LP Edition of 250 Co-Released with Crash Symbols.
OUT OF PRINT
First LP by this rather berserk Portland Oregon duo, made up of vocalist/electronics-scrambler Noa Ver and drummer/electronics-scamperer Zach D’Agostino. Our experience with Portland music had led us to believe it often has a mellow and/or gentle edge, but Sea Moss offer none of that. Their raucous, face-to-face approach to duo dynamism is as weirdly aggressive as anything that’s ever come out the dag end of Brooklyn or Providence, and that’s saying something.
Using homemade electronic devices that generate vast heaps of splutter and careenage, employing a percussive technique that would make Fred Flintstone proud, and singing into a microphone that makes everything sound like someone howling curses through an elevator’s intercom, Sea Moss have arrived at a modus operandi that will makes weaklings poop eggs. The wildness of their approach is most evident in live concert, where they spend all their energy hurling figurative rolling p[ins, frying pans and glottal pronouncements directly into each other’s faces. But on vinyl, it’s possible to ponder the structural and lyrical gambits they use to attack each other.
The lyrics, at least what I think I can make out of them, explode like strings of haiku written during a particularly hectic game of Exquisite Corpse. And the instrumental portions of the tunes often sound as though they were written for a Chrome tribute concert to be performed by lighthouse foghorns.

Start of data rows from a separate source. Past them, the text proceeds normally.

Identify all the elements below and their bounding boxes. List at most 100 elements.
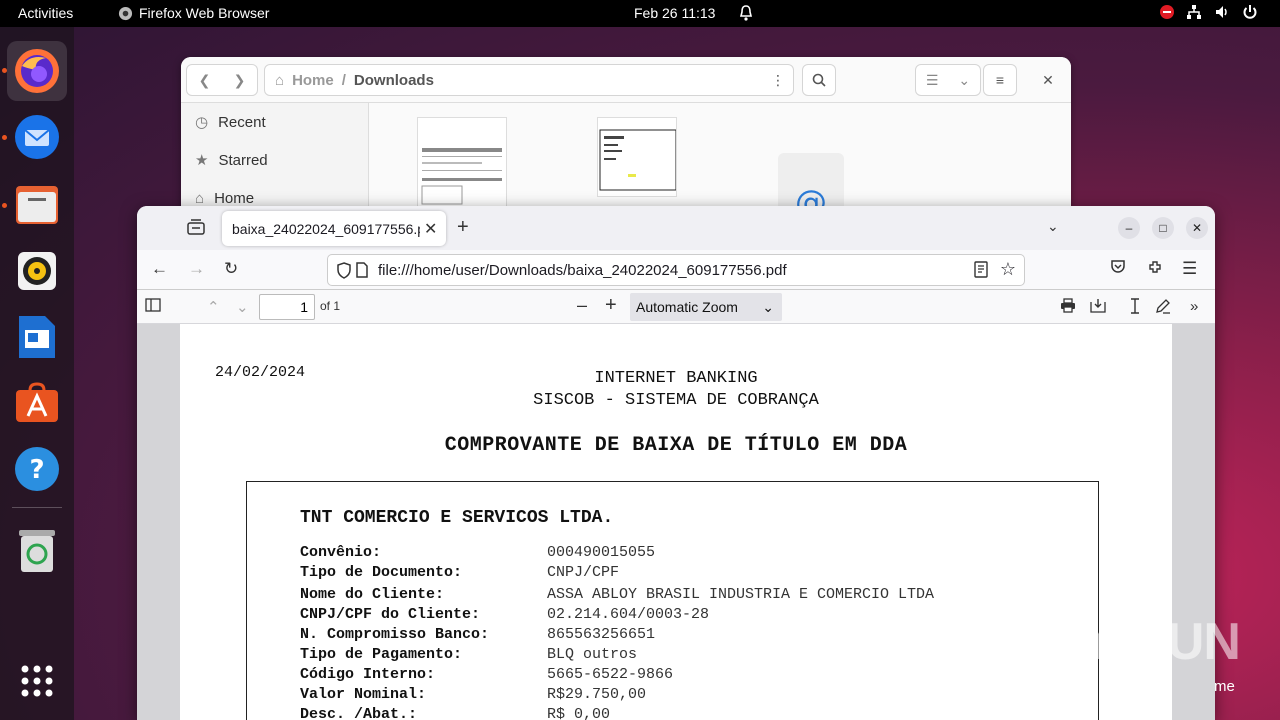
app-center-icon — [16, 382, 58, 422]
detail-label: Tipo de Documento: — [300, 564, 463, 581]
sidebar-item-starred[interactable]: ★ Starred — [181, 141, 368, 179]
minimize-icon[interactable]: – — [1118, 217, 1140, 239]
chevron-down-icon[interactable]: ⌄ — [958, 72, 970, 89]
desktop-icon-label: me — [1214, 678, 1235, 695]
detail-label: Desc. /Abat.: — [300, 706, 418, 720]
detail-label: Tipo de Pagamento: — [300, 646, 463, 663]
list-tabs-icon[interactable]: ⌄ — [1047, 218, 1059, 235]
file-thumbnail[interactable] — [597, 117, 677, 197]
new-tab-icon[interactable]: + — [457, 216, 469, 239]
app-menu[interactable]: Firefox Web Browser — [118, 5, 269, 21]
system-tray[interactable] — [1160, 4, 1258, 20]
search-icon[interactable] — [802, 64, 836, 96]
page-number-input[interactable]: 1 — [259, 294, 315, 320]
shield-icon[interactable] — [336, 262, 352, 283]
dock-app-center[interactable] — [7, 373, 67, 433]
pocket-icon[interactable] — [1110, 259, 1126, 280]
detail-value: CNPJ/CPF — [547, 564, 620, 581]
detail-value: ASSA ABLOY BRASIL INDUSTRIA E COMERCIO L… — [547, 586, 935, 603]
more-tools-icon[interactable]: » — [1190, 298, 1198, 315]
document-title: COMPROVANTE DE BAIXA DE TÍTULO EM DDA — [444, 434, 908, 457]
activities-button[interactable]: Activities — [18, 5, 73, 21]
zoom-value: Automatic Zoom — [636, 299, 738, 315]
sidebar-item-recent[interactable]: ◷ Recent — [181, 103, 368, 141]
files-window: ❮ ❯ ⌂ Home / Downloads ⋮ ☰ ⌄ ≡ ✕ ◷ Recen… — [181, 57, 1071, 227]
header-line2: SISCOB - SISTEMA DE COBRANÇA — [533, 391, 819, 410]
clock-icon: ◷ — [195, 114, 209, 131]
details-box: TNT COMERCIO E SERVICOS LTDA. Convênio: 0… — [246, 481, 1099, 720]
save-icon[interactable] — [1090, 298, 1106, 317]
bookmark-star-icon[interactable]: ☆ — [1000, 259, 1016, 280]
dock-firefox[interactable] — [7, 41, 67, 101]
hamburger-menu-icon[interactable]: ≡ — [983, 64, 1017, 96]
page-count: of 1 — [320, 299, 341, 313]
extensions-icon[interactable] — [1147, 259, 1163, 280]
maximize-icon[interactable]: □ — [1152, 217, 1174, 239]
sidebar-toggle-icon[interactable] — [145, 298, 161, 316]
back-icon[interactable]: ← — [151, 259, 168, 279]
forward-icon[interactable]: → — [188, 259, 205, 279]
breadcrumb-current[interactable]: Downloads — [354, 72, 434, 89]
dock-trash[interactable] — [7, 521, 67, 581]
page-icon — [356, 262, 368, 282]
zoom-out-icon[interactable]: – — [577, 295, 587, 316]
notification-bell-icon[interactable] — [738, 4, 754, 25]
help-icon: ? — [15, 447, 59, 491]
reader-mode-icon[interactable] — [974, 261, 988, 282]
volume-icon — [1216, 6, 1227, 18]
tab-pdf[interactable]: baixa_24022024_609177556.pdf ✕ — [222, 211, 446, 246]
detail-value: R$ 0,00 — [547, 706, 611, 720]
document-header: INTERNET BANKING SISCOB - SISTEMA DE COB… — [180, 368, 1172, 412]
detail-row: Desc. /Abat.: R$ 0,00 — [300, 706, 934, 720]
close-tab-icon[interactable]: ✕ — [424, 219, 437, 239]
breadcrumb-home[interactable]: Home — [292, 72, 334, 89]
running-indicator — [2, 203, 7, 208]
dock-files[interactable] — [7, 175, 67, 235]
list-view-icon[interactable]: ☰ — [926, 72, 939, 89]
reload-icon[interactable]: ↻ — [224, 259, 238, 279]
tab-bar: baixa_24022024_609177556.pdf ✕ + ⌄ – □ ✕ — [137, 206, 1215, 250]
detail-row: Valor Nominal: R$29.750,00 — [300, 686, 934, 706]
previous-page-icon[interactable]: ⌃ — [207, 298, 220, 316]
breadcrumb-separator: / — [341, 71, 346, 89]
kebab-menu-icon[interactable]: ⋮ — [761, 64, 795, 96]
firefox-view-icon[interactable] — [187, 219, 205, 240]
forward-icon[interactable]: ❯ — [234, 72, 246, 89]
dock-thunderbird[interactable] — [7, 107, 67, 167]
home-icon: ⌂ — [195, 189, 205, 207]
watermark-logo: ANY RUN — [1011, 613, 1241, 671]
view-options[interactable]: ☰ ⌄ — [915, 64, 981, 96]
detail-value: 5665-6522-9866 — [547, 666, 674, 683]
print-icon[interactable] — [1060, 298, 1076, 317]
zoom-in-icon[interactable]: + — [605, 294, 617, 317]
close-window-icon[interactable]: ✕ — [1186, 217, 1208, 239]
dock-show-apps[interactable] — [7, 651, 67, 711]
detail-row: Tipo de Documento: CNPJ/CPF — [300, 564, 934, 586]
close-icon[interactable]: ✕ — [1033, 64, 1063, 96]
back-icon[interactable]: ❮ — [199, 72, 211, 89]
do-not-disturb-icon — [1160, 5, 1174, 19]
detail-value: 865563256651 — [547, 626, 656, 643]
svg-text:?: ? — [29, 455, 44, 485]
file-thumbnail[interactable] — [417, 117, 507, 207]
dock-help[interactable]: ? — [7, 439, 67, 499]
app-name: Firefox Web Browser — [139, 5, 270, 21]
detail-value: BLQ outros — [547, 646, 638, 663]
breadcrumb[interactable]: ⌂ Home / Downloads — [264, 64, 794, 96]
detail-label: Código Interno: — [300, 666, 436, 683]
next-page-icon[interactable]: ⌄ — [236, 298, 249, 316]
detail-label: Valor Nominal: — [300, 686, 427, 703]
zoom-select[interactable]: Automatic Zoom ⌄ — [630, 293, 782, 321]
url-bar[interactable]: file:///home/user/Downloads/baixa_240220… — [327, 254, 1025, 286]
running-indicator — [2, 135, 7, 140]
app-menu-icon[interactable]: ☰ — [1182, 259, 1197, 279]
sidebar-item-label: Home — [214, 189, 255, 207]
dock-rhythmbox[interactable] — [7, 241, 67, 301]
text-tool-icon[interactable] — [1130, 298, 1140, 318]
clock[interactable]: Feb 26 11:13 — [634, 5, 715, 21]
show-apps-icon — [21, 665, 53, 697]
file-icon[interactable]: @ — [778, 153, 844, 221]
dock-writer[interactable] — [7, 307, 67, 367]
power-icon — [1243, 5, 1257, 19]
draw-tool-icon[interactable] — [1155, 298, 1171, 318]
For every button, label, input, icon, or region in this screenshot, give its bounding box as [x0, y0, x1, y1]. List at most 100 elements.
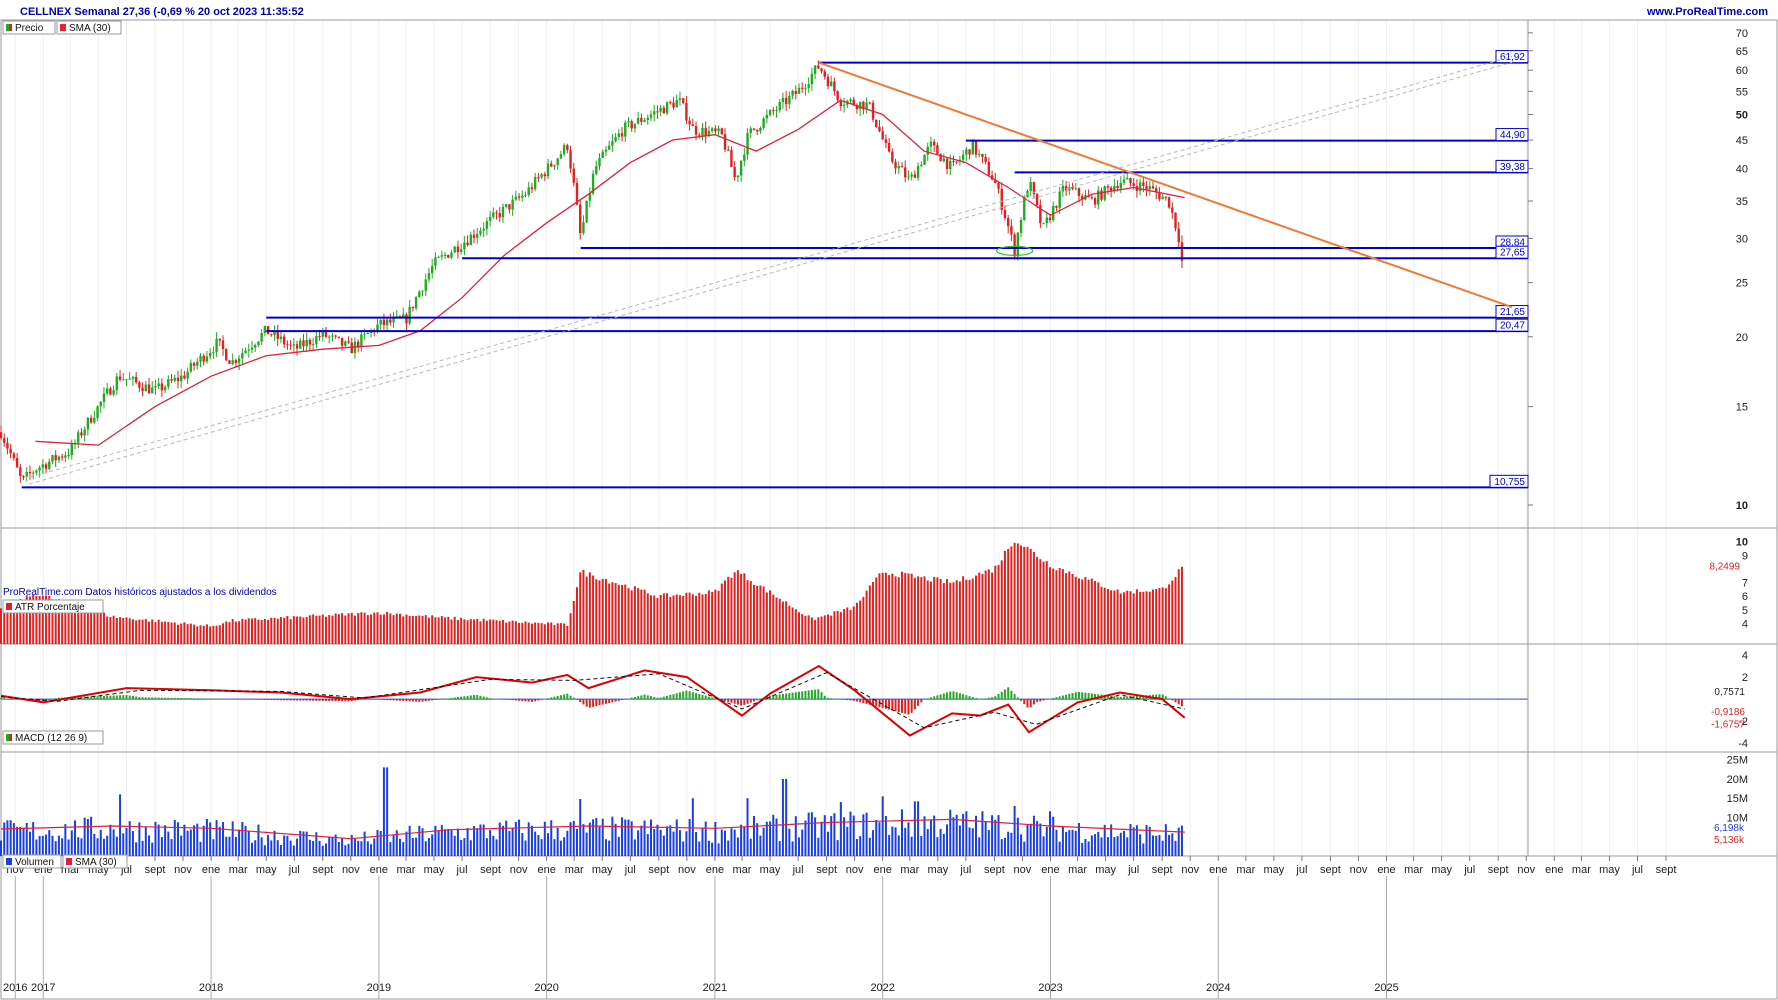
price-axis-label: 40 [1736, 164, 1748, 176]
candle-down [1006, 218, 1010, 227]
atr-bar [997, 564, 1000, 644]
macd-histogram-bar [730, 699, 733, 703]
x-tick-label: nov [1350, 864, 1368, 876]
atr-bar [173, 622, 176, 644]
macd-histogram-bar [3, 698, 6, 700]
macd-histogram-bar [337, 699, 340, 702]
macd-histogram-bar [48, 699, 51, 700]
atr-bar [131, 619, 134, 644]
x-tick-label: sept [312, 864, 333, 876]
volume-bar [714, 821, 717, 856]
macd-histogram-bar [1039, 699, 1042, 702]
candle-down [662, 107, 666, 114]
atr-bar [341, 613, 344, 644]
macd-histogram-bar [727, 699, 730, 702]
candle-down [820, 68, 823, 72]
volume-bar [489, 830, 492, 856]
candle-down [270, 334, 273, 336]
candle-down [772, 110, 775, 112]
candle-up [1148, 186, 1151, 190]
volume-bar [598, 826, 601, 856]
atr-bar [826, 614, 829, 644]
volume-bar [379, 830, 382, 856]
volume-bar [186, 830, 189, 856]
macd-histogram-bar [923, 699, 926, 700]
atr-bar [1151, 589, 1154, 644]
atr-bar [508, 621, 511, 644]
atr-bar [1161, 587, 1164, 644]
atr-bar [888, 575, 891, 644]
macd-histogram-bar [1074, 692, 1077, 700]
macd-histogram-bar [196, 698, 199, 700]
volume-bar [788, 828, 791, 856]
atr-bar [402, 616, 405, 644]
volume-bar [505, 820, 508, 856]
atr-bar [807, 615, 810, 644]
macd-histogram-bar [437, 699, 440, 700]
candle-up [257, 341, 260, 346]
atr-bar [775, 597, 778, 644]
macd-histogram-bar [524, 699, 527, 702]
macd-histogram-bar [402, 699, 405, 701]
x-tick-label: mar [1572, 864, 1591, 876]
atr-bar [379, 614, 382, 644]
atr-bar [920, 577, 923, 644]
atr-bar [633, 586, 636, 644]
macd-histogram-bar [115, 695, 118, 700]
atr-bar [884, 572, 887, 644]
atr-bar [942, 583, 945, 644]
atr-bar [427, 617, 430, 644]
candle-down [974, 140, 978, 155]
candle-up [533, 177, 537, 190]
volume-bar [1129, 824, 1132, 856]
site-link[interactable]: www.ProRealTime.com [1646, 6, 1768, 18]
macd-histogram-bar [518, 699, 521, 701]
macd-histogram-bar [180, 698, 183, 700]
atr-bar [106, 616, 109, 644]
candle-up [521, 195, 524, 198]
atr-bar [450, 619, 453, 644]
macd-histogram-bar [1003, 689, 1006, 700]
macd-histogram-bar [173, 697, 176, 700]
volume-bar [1168, 834, 1171, 856]
atr-bar [595, 579, 598, 644]
macd-histogram-bar [540, 699, 543, 700]
volume-bar [978, 837, 981, 856]
volume-bar [344, 845, 347, 856]
volume-bar [289, 840, 292, 856]
volume-bar [424, 841, 427, 856]
candle-down [147, 384, 151, 394]
legend-swatch [6, 24, 9, 31]
x-tick-label: may [927, 864, 948, 876]
candle-up [788, 95, 791, 105]
candle-up [1019, 220, 1023, 233]
macd-histogram-bar [785, 693, 788, 700]
volume-bar [16, 826, 19, 856]
volume-bar [1132, 827, 1135, 856]
atr-bar [579, 572, 582, 644]
macd-histogram-bar [418, 699, 421, 702]
volume-bar [926, 829, 929, 856]
candle-up [488, 216, 492, 222]
atr-bar [1058, 568, 1061, 644]
candle-up [778, 102, 781, 111]
volume-bar [968, 827, 971, 856]
volume-bar [1049, 811, 1052, 856]
candle-up [920, 164, 923, 167]
x-year-label: 2024 [1206, 982, 1230, 994]
volume-bar [279, 844, 282, 856]
macd-histogram-bar [807, 690, 810, 700]
atr-bar [492, 619, 495, 644]
candle-up [504, 204, 508, 207]
atr-bar [611, 582, 614, 644]
atr-bar [141, 619, 144, 644]
candle-up [717, 128, 720, 132]
atr-bar [1106, 589, 1109, 644]
macd-histogram-bar [707, 696, 710, 700]
volume-bar [939, 828, 942, 856]
candle-up [186, 371, 189, 379]
macd-histogram-bar [1052, 697, 1055, 700]
macd-histogram-bar [157, 697, 160, 700]
atr-bar [524, 621, 527, 644]
macd-histogram-bar [386, 699, 389, 701]
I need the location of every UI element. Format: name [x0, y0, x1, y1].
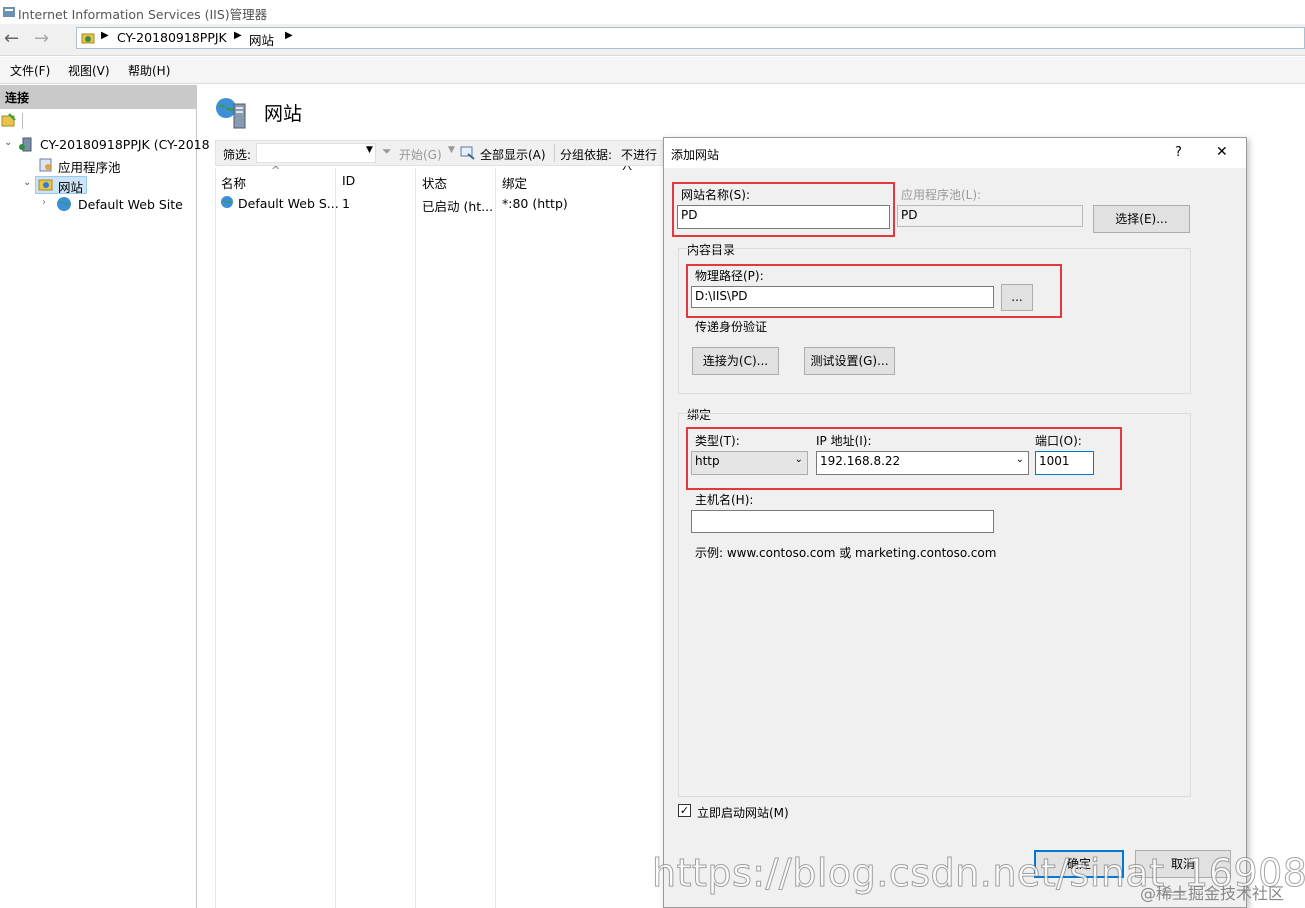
column-header-id[interactable]: ID [342, 173, 355, 188]
start-now-checkbox[interactable]: ✓ [678, 804, 691, 817]
row-id: 1 [342, 196, 350, 211]
app-pool-icon [39, 158, 52, 172]
column-divider [335, 168, 336, 908]
sites-header-icon [216, 98, 246, 129]
connect-icon[interactable] [1, 113, 17, 129]
show-all-icon [460, 146, 475, 160]
select-app-pool-button[interactable]: 选择(E)... [1093, 205, 1190, 233]
filter-label: 筛选: [223, 148, 252, 162]
toolbar-separator [554, 144, 555, 162]
tree-item-server[interactable]: CY-20180918PPJK (CY-2018 [40, 137, 210, 152]
sites-toolbar: 筛选: ▼ ⏷ 开始(G) ▼ 全部显示(A) 分组依据: 不进行分 [215, 140, 665, 179]
sites-table-header: 名称 ^ ID 状态 绑定 [215, 164, 665, 192]
tree-item-app-pools[interactable]: 应用程序池 [58, 157, 121, 176]
close-button[interactable]: ✕ [1216, 144, 1228, 160]
dropdown-arrow-icon: ▼ [448, 145, 455, 155]
menu-bar: 文件(F) 视图(V) 帮助(H) [0, 57, 1305, 84]
funnel-icon: ⏷ [382, 144, 392, 158]
back-arrow-icon[interactable]: ← [4, 28, 19, 49]
row-binding: *:80 (http) [502, 196, 568, 211]
table-row[interactable]: Default Web S... 1 已启动 (ht... *:80 (http… [215, 193, 665, 214]
test-settings-button[interactable]: 测试设置(G)... [804, 347, 895, 375]
connect-as-button[interactable]: 连接为(C)... [692, 347, 779, 375]
start-now-label: 立即启动网站(M) [697, 806, 789, 820]
breadcrumb-arrow-icon: ▶ [285, 30, 293, 41]
tree-item-default-web-site[interactable]: Default Web Site [78, 197, 183, 212]
toolbar-separator [22, 113, 23, 129]
breadcrumb-arrow-icon: ▶ [101, 30, 109, 41]
pass-through-auth-label: 传递身份验证 [695, 320, 768, 334]
collapse-chevron-icon[interactable]: ⌄ [23, 177, 31, 188]
highlight-box [686, 264, 1062, 318]
expand-chevron-icon[interactable]: › [42, 197, 46, 208]
iis-app-icon [3, 7, 15, 17]
menu-help[interactable]: 帮助(H) [128, 62, 170, 79]
highlight-box [686, 427, 1122, 490]
column-divider [415, 168, 416, 908]
breadcrumb-arrow-icon: ▶ [234, 30, 242, 41]
window-title: Internet Information Services (IIS)管理器 [18, 7, 268, 22]
group-by-label: 分组依据: [560, 148, 613, 162]
breadcrumb-sites[interactable]: 网站 [249, 30, 274, 49]
filter-input[interactable] [256, 143, 376, 163]
sites-folder-icon [38, 179, 53, 191]
sort-caret-icon: ^ [271, 164, 281, 177]
tree-item-sites[interactable]: 网站 [58, 177, 83, 196]
show-all-button[interactable]: 全部显示(A) [480, 146, 546, 163]
forward-arrow-icon[interactable]: → [34, 28, 49, 49]
page-title: 网站 [264, 103, 303, 125]
highlight-box [672, 182, 895, 237]
menu-file[interactable]: 文件(F) [10, 62, 50, 79]
column-header-status[interactable]: 状态 [422, 173, 447, 192]
collapse-chevron-icon[interactable]: ⌄ [4, 137, 12, 148]
add-website-dialog: 添加网站 ? ✕ 网站名称(S): PD 应用程序池(L): PD 选择(E).… [663, 137, 1247, 908]
globe-icon [221, 196, 233, 208]
breadcrumb-server[interactable]: CY-20180918PPJK [117, 30, 227, 45]
host-name-label: 主机名(H): [695, 493, 754, 507]
menu-view[interactable]: 视图(V) [68, 62, 110, 79]
watermark-community: @稀土掘金技术社区 [1140, 884, 1285, 903]
host-name-input[interactable] [691, 510, 994, 533]
dialog-title: 添加网站 [671, 148, 720, 162]
dialog-title-bar [664, 138, 1246, 168]
column-header-binding[interactable]: 绑定 [502, 173, 527, 192]
column-divider [495, 168, 496, 908]
app-pool-label: 应用程序池(L): [901, 188, 982, 202]
dropdown-arrow-icon[interactable]: ▼ [366, 145, 373, 155]
column-divider [215, 168, 216, 908]
host-example-text: 示例: www.contoso.com 或 marketing.contoso.… [695, 546, 997, 560]
start-filter-button[interactable]: 开始(G) [399, 146, 442, 163]
window-title-bar: Internet Information Services (IIS)管理器 [0, 0, 1305, 24]
connections-header: 连接 [0, 85, 196, 109]
row-status: 已启动 (ht... [422, 199, 494, 214]
server-icon [19, 137, 32, 152]
column-header-name[interactable]: 名称 [221, 173, 246, 192]
folder-globe-icon [81, 33, 95, 44]
row-name: Default Web S... [238, 196, 339, 211]
address-bar[interactable]: ▶ CY-20180918PPJK ▶ 网站 ▶ [76, 27, 1305, 49]
globe-icon [57, 197, 71, 211]
app-pool-field: PD [897, 205, 1083, 227]
help-button[interactable]: ? [1175, 145, 1182, 160]
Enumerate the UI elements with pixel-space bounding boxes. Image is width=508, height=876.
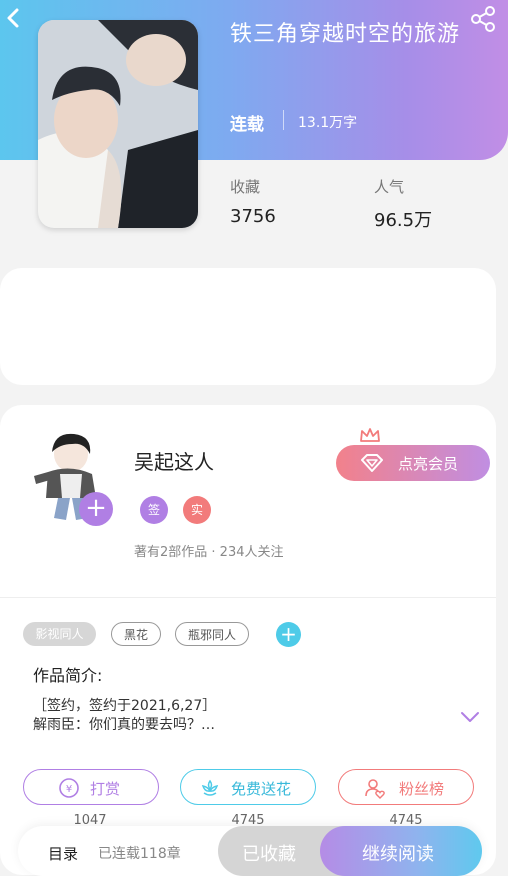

The other day, while I was playing this in the store, someone commented that the vocals reminded them of very early Guerilla Toss. I pointed out that while there might be some small surface similarities, the utter weirdness of the underlying music pretty much negated comparison. Then I threw them out. Sea Moss is doing some crazy shit. Don’t beggar them with comparisons. Listen with all your holes open and pass the goddamn drool cup.